In autumn 1929, Wolf was one of three Scouts selected annually to receive a free membership in The Mountaineers. With a few exceptions, the club’s skiers were mostly novices. Wolf brought to The Mountaineers both skiing know-how and competitive fire. In March 1930, he won what was perhaps the first slalom race west of the Mississippi at the club’s Meany Ski Hut, using linked telemarks. That same day he placed third in the state’s first downhill race. The Mountaineer downhillers started en masse and could choose their own routes. Three years later, Wolf won the race by taking a short cut—right into space—over the cornice at the top of Meany Hill.

In 1930, the club held its first Patrol Race, an eighteen-mile dash on skis between the Mountaineer lodges at Snoqualmie Pass and Stampede Pass. This was a team event, with three skiers per team, each required to carry a ten-pound pack of survival gear and finish within a minute of each other. Wolf was too young to race that year and broke trail instead. In 1936, with Chet Higman and Bill Miller, his team beat the previous course record by nearly an hour, skiing those eighteen miles in 4 hours, 37 minutes, 23 seconds. Their time has never been beaten.

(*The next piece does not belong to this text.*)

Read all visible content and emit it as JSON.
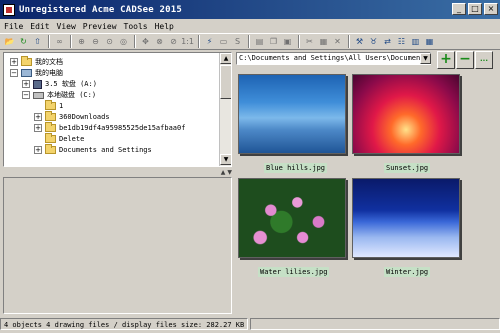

In 1934, the Seattle Post-Intelligencer and Washington Ski Club organized the wildest ski race ever held in North America, the Silver Skis, from Camp Muir to Paradise on Mount Rainier. The first Silver Skis was staged like a thoroughbred horse race, with sixty racers lined up side-by-side at Camp Muir and started simultaneously. Wolf had trained for weeks doing deep knee bends to enable him to hold a crouch position against the expected headwinds. He later recalled, “While this paid off in the later stages, the extra speed cost me both poles, goggles, and a broken ski still hanging precariously together with a steel-edge fastening—result of a summersault at nearly sixty miles per hour. I was leading at the time, but my spot of reckoning became the waterloo for many behind me, in some instances with serious consequences.” Somewhat dazed, Wolf picked himself up and, without poles or goggles, got under way again. Below Panorama Point, he overtook Hans-Otto Giese, a former cross-country champion, to place fifth. Don Fraser, later a member of the U.S. Olympic team, won the race in 10 minutes, 49.6 seconds.

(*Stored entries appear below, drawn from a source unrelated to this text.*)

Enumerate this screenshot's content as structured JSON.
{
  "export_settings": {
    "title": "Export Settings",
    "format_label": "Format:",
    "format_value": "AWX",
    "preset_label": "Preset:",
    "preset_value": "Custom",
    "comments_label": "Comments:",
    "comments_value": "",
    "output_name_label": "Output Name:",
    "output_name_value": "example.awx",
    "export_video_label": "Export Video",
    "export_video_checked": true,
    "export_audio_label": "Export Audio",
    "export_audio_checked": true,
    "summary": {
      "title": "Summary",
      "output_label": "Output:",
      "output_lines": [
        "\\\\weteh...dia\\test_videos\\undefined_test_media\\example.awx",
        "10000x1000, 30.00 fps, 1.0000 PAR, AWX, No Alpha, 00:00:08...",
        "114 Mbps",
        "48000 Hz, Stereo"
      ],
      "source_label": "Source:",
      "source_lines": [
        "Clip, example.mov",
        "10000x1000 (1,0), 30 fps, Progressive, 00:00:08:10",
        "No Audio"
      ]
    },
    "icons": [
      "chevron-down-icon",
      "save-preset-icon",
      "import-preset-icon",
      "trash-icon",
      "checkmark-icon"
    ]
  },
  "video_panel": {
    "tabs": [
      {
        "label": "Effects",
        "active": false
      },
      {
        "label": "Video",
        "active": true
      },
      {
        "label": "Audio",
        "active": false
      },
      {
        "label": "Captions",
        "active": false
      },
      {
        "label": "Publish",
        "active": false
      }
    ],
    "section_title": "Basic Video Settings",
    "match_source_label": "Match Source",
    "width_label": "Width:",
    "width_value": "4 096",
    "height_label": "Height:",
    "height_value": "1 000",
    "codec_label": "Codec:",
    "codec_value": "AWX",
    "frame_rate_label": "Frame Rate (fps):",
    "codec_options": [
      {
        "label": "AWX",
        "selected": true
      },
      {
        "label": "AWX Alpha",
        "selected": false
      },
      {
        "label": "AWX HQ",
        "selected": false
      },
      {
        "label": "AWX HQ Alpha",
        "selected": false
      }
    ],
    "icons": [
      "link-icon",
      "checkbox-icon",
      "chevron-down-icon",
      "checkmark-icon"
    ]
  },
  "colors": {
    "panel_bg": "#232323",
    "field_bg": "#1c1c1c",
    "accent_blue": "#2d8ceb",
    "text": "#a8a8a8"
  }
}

Wolf has continued to ski (and win races) throughout his life. In a 1992 interview with Morris Moen, at the age of 80, Wolf said that thanks to modern equipment, he was skiing better than when he tried out for the U.S. Olympic Team in 1935.
Early Years
• (February) Born in Bavaria, Germany.

• Started skiing in Bavarian Alps.

Family immigrated to Seattle, Washington.

• Selected for Boy Scout membership in The Mountaineers.

Prolific 1930s
• First place, Mountaineers first slalom race. (Other slalom and/or downhill victories in 1932, 1933 and 1936.)
• Trailbreaker for Mountaineers first Patrol Race (too young to compete).

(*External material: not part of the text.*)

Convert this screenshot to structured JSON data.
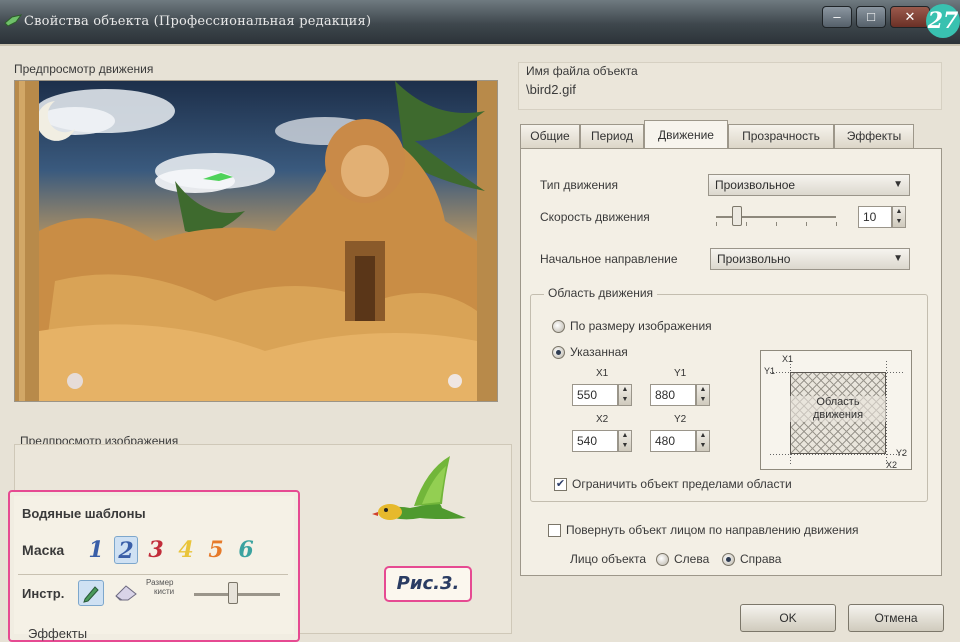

• First ascent, McClellans Butte, North Couloir (May 8, with Bob Higman).

• Provided mountaineering instruction to Seattle Explorer Scouts (later to become the Ptarmigan Climbing Club).

• Fifth place, first Silver Skis Race (geschmozzle start).

• Developed and taught first Mountaineers basic climbing course.
• First ascent, Ptarmigan Ridge, Mount Rainier.

• First place (team), Mountaineers Patrol Race, new course record.
• Developed and taught first Mountaineers intermediate climbing course.
• First ascent, Mount Goode, North Cascades.

• First ascent (incomplete), Big Four Mountain, North Face (July 7, with John E. Lucas, stopped 250 feet below summit due to late hour and deteriorating weather).